Forum Discussion
Excel .csv Conversion - Date-Formatting keeps returning even with prior formatting
ThomasBraasETH When you save something like "1-10" to a csv file it just becomes a string of characters. No information regarding the Excel format (as text) of that string is saved with the csv file. When you then open the file in Excel, you should see a text import wizard where you have to go through the steps presented to you. In step 3, you need to specify the data type as Text. If you skip all of it and just press Finish at the beginning, Excel tries to be smart and it will guess the data type for you. Hence, entries like 1-10 and 11-25 could be dates.
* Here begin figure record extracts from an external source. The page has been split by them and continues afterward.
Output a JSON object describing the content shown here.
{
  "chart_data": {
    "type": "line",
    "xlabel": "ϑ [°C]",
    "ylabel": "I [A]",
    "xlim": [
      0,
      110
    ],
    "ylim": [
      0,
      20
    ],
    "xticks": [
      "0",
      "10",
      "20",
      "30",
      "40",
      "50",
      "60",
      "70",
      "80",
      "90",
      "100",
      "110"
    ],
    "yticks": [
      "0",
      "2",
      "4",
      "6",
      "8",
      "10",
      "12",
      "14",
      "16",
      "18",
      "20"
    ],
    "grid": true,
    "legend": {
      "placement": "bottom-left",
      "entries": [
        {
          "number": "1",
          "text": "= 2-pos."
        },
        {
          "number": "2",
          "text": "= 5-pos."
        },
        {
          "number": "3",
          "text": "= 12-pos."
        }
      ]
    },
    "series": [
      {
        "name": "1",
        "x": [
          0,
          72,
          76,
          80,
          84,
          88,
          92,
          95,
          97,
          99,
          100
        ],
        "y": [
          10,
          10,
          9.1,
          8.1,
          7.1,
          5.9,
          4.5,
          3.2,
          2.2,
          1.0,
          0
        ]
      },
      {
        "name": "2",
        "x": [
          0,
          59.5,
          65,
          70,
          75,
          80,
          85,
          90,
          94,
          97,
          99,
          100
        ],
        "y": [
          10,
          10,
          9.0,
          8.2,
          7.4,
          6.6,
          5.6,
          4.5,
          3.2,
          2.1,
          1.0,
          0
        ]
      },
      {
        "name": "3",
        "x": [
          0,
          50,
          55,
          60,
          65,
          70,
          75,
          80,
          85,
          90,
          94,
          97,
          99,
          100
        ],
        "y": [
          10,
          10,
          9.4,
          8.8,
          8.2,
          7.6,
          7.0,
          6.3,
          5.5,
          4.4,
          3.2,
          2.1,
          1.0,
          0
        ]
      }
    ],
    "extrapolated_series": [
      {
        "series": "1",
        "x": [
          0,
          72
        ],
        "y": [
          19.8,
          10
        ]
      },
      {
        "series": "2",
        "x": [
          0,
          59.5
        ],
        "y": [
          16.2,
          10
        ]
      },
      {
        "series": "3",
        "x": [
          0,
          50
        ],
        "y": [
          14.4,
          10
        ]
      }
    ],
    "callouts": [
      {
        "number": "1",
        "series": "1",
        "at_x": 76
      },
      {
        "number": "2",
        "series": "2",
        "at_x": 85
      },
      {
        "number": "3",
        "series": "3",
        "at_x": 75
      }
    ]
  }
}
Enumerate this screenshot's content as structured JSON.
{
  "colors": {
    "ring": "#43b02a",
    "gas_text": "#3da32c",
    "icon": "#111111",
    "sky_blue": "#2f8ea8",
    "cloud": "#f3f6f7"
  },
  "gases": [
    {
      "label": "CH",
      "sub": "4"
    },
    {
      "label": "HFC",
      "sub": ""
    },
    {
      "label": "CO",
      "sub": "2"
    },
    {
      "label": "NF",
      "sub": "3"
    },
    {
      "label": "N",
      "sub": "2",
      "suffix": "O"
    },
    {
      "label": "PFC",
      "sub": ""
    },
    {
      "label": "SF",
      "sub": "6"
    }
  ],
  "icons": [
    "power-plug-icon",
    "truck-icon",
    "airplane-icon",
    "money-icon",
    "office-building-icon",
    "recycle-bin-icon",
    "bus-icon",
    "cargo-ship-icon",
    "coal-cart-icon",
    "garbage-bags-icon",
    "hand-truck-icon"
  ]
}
If it encounters 13-18 Excel will conclude that this can not be a date and imports it as a text. So, it's important that you do the data typing yourself.
And by the way, the "weird 5 digit number" 45962 is actually the day number in the internal Excel calendar for November 11, 2025. The day counter start at 1 for January 1, 1900.
Riny_van_EekelenI'm not exactly sure if that solves the problem I've been having, or I'm simply not getting your idea. I already have a data-file, an .xlxs file. I converted this successfully to a .csv, still in Excel. I get that Excel is transforming the data automatically because I have not specified each and every column. I did that because I don't care about the 50 other columns in my datafile but only the one column that actually causes this whole headache. As such, I successfully transformed the one column I was interested in and if I don't change anything, that formatting is still there in the .csv file. The moment I add any row in that .csv file, and save the file (again, as .csv, as it already was), it removes the formatting it had before and that one column suddenly appears as date again.
As such, I'm not importing text into excel, the file is an .xlxs file with a column that could be regarded as text, so to speak.